Petero is one of the best props in league and has loyally served the Broncos for 13 years. The Broncos cite the salary cap as being the reason but Gordon Tallis (via League Unlimited) argues that Petero has been hard done by. Note to Denis Fitzgerald: He’d look good in the blue and gold. Imagine Petero, Cayless and them Moimoi coming at ya…Sorry, I digress.
The salary cap is an imperfect necessity badly in need of tweaking. The NRL tends to resist changes to the salary cap basically out of a misguided notion that they must stick to their guns. Of the many tweaks that could be made to the cap, one is badly needed for long serving players.
It would break my blue and gold hear to see Hindy have to play out his career with another club. Imagine Danny Buderus having to leave the Knights because of cap constraints or Lockyer playing anywhere else but the Broncos? In an age where players change clubs mid-season, such allegiance to a club appears to be a relic of a bygone era. But there are many league fans that recall the 60s, 70 and 80s when such loyalty was common place. And players such as Hindy, Buderus, Lockyer are examples that the spirit still is alive and well. The NRL may approach the game as a business but the fans aren’t stupid. The intangibles still very much matter. The stuff that can’t be reduced to a marketing plan.

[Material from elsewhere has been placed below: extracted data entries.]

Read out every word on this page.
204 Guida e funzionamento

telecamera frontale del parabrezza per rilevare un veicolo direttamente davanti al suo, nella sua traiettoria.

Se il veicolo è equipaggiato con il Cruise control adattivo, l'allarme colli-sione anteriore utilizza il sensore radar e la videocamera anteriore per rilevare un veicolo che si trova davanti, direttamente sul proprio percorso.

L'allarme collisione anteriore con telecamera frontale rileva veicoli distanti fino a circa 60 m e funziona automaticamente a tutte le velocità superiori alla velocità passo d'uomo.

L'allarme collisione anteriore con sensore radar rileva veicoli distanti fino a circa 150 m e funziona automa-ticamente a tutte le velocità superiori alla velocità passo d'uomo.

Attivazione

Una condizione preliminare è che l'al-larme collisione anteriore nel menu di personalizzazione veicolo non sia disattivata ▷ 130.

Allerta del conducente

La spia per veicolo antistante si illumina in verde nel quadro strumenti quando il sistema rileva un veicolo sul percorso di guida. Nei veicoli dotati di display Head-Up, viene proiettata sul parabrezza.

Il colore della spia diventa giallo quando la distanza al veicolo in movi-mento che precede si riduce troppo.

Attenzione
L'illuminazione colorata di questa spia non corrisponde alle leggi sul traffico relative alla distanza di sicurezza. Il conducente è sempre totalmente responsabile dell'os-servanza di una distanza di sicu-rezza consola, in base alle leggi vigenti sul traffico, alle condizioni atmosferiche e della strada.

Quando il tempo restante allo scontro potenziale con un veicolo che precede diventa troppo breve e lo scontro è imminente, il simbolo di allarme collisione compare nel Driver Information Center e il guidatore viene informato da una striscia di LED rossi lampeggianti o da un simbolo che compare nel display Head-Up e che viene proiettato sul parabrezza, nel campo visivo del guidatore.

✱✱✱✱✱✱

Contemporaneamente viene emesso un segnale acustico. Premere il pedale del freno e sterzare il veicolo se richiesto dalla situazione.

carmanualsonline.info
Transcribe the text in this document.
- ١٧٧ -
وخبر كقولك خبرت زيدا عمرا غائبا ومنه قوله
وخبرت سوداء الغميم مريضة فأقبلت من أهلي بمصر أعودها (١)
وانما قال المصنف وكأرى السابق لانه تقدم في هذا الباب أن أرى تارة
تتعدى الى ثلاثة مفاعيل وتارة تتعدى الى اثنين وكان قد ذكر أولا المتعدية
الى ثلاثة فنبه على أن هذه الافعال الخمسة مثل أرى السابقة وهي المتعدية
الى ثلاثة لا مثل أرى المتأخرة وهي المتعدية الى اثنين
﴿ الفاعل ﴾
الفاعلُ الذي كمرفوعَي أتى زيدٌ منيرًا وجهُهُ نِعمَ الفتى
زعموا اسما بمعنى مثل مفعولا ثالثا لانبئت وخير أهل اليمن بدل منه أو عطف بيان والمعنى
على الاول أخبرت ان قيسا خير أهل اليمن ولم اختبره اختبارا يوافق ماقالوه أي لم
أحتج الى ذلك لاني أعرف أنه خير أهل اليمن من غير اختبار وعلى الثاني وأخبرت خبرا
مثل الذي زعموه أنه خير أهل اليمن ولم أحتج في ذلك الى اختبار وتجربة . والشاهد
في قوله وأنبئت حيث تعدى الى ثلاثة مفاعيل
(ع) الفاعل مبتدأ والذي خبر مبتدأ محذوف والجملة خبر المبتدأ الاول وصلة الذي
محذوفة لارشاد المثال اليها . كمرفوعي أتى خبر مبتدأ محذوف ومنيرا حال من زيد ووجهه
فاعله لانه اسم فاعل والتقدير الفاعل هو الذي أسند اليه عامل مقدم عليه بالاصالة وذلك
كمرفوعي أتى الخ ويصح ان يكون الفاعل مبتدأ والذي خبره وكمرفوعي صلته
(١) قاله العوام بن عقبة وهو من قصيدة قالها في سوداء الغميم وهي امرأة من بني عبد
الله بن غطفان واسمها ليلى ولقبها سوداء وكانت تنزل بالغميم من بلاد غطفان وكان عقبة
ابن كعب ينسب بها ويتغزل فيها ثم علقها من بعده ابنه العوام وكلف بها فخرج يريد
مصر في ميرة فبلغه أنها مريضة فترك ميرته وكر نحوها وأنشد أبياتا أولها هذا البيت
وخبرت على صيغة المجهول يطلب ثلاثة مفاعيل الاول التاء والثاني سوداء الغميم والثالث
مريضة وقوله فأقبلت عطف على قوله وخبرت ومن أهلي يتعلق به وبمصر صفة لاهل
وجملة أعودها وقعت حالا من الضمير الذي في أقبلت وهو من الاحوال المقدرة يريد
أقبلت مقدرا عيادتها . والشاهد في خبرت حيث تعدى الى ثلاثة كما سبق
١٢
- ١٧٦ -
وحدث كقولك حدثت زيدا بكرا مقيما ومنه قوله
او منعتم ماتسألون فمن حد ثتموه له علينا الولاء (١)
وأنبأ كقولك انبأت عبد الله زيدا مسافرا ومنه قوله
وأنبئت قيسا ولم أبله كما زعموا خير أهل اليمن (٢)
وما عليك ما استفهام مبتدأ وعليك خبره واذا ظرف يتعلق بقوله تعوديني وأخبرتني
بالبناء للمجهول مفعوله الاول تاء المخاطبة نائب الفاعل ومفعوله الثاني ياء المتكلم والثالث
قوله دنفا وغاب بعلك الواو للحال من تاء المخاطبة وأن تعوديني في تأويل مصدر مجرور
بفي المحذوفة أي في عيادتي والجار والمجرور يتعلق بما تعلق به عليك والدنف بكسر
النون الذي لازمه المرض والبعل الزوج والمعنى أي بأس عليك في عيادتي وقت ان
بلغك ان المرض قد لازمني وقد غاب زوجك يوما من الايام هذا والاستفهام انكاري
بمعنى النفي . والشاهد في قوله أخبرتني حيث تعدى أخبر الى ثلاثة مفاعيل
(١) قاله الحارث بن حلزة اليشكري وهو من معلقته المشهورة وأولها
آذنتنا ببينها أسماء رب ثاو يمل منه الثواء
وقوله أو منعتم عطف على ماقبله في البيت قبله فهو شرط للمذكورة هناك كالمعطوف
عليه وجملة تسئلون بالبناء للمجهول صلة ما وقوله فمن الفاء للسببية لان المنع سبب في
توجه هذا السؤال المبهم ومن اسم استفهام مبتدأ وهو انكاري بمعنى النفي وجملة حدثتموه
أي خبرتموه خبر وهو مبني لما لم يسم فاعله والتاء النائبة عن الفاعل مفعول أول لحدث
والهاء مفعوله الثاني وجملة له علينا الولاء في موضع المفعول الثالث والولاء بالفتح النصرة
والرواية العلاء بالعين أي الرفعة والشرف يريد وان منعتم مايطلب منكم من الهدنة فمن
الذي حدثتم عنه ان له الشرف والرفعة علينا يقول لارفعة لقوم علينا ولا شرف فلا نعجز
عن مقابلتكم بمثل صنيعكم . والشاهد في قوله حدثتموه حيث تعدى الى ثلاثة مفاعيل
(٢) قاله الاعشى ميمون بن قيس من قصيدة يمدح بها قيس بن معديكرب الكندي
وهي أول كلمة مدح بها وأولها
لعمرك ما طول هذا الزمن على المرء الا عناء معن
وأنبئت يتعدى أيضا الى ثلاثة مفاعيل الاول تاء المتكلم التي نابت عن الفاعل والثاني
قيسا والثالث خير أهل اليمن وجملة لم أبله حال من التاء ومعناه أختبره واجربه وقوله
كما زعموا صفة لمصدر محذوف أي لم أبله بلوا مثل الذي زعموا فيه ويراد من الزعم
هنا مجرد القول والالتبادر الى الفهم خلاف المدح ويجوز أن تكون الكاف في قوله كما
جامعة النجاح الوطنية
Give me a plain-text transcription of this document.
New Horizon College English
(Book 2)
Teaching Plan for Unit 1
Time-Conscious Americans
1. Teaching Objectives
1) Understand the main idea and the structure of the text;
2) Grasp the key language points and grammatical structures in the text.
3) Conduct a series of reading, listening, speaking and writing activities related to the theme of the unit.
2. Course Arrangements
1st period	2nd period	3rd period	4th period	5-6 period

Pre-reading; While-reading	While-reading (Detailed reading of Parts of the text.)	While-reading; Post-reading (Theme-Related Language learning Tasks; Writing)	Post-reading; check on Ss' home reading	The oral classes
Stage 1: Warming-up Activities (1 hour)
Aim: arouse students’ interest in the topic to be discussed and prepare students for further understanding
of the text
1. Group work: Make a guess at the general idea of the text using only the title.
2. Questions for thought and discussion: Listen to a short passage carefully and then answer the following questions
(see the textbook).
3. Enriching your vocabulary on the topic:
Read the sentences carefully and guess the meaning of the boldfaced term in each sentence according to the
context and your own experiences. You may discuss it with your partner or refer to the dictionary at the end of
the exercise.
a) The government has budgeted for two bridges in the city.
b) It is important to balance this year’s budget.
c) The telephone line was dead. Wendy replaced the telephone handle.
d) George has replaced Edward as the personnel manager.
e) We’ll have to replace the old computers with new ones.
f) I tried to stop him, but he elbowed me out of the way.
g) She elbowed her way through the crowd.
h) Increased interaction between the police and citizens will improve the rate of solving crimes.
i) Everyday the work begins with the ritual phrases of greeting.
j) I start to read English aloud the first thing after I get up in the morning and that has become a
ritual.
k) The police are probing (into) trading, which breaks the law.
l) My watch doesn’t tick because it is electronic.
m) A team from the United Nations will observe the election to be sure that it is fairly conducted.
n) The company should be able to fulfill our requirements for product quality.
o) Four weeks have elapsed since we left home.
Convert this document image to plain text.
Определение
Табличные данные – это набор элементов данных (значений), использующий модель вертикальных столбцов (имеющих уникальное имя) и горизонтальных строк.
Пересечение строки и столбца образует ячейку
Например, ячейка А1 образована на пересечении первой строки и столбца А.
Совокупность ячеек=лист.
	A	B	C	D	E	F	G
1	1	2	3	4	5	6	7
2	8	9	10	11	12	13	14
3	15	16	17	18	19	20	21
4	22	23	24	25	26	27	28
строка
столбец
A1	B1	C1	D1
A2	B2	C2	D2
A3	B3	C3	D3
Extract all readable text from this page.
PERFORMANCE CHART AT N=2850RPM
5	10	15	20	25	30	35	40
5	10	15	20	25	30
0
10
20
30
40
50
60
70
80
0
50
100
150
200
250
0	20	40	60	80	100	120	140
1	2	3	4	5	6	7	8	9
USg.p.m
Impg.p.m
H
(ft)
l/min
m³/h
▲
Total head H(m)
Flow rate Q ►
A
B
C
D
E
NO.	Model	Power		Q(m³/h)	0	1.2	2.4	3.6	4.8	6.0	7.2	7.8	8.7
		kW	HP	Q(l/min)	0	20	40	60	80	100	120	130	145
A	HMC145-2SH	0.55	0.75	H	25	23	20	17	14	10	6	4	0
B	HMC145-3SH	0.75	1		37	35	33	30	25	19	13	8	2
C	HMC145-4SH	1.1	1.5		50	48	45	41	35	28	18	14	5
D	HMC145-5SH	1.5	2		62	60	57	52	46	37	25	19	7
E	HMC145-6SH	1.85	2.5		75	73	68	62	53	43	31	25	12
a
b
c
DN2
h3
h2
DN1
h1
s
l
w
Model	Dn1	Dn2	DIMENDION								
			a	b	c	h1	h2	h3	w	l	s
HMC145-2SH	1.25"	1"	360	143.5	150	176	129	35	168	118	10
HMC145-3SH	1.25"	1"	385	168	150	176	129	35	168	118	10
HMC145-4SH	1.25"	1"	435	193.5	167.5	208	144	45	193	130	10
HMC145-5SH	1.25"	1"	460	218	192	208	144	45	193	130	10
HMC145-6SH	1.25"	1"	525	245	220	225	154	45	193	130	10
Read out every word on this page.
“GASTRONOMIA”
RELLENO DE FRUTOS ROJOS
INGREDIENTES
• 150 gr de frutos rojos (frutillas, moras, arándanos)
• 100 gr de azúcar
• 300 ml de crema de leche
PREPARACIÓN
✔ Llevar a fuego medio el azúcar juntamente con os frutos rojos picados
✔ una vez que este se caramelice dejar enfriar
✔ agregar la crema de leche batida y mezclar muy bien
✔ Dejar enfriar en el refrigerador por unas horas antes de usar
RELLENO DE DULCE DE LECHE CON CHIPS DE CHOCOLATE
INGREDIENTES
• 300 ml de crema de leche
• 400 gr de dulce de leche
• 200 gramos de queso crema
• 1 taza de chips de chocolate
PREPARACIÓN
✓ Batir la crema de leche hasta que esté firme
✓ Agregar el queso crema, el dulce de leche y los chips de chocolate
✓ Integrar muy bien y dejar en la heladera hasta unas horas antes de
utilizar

And this is where the salary cap becomes a burden on the NRL. A player who stays at a club for a decade or more should have their salary exempt from cap considerations. A player stays for that long at a club not because they are not wanted elsewhere but because they are great players. Such loyalty and service to game, their club and subsequently their fans deserves to be rewarded, not punished by the dogmatic stance of the NRL towards salary cap concessions.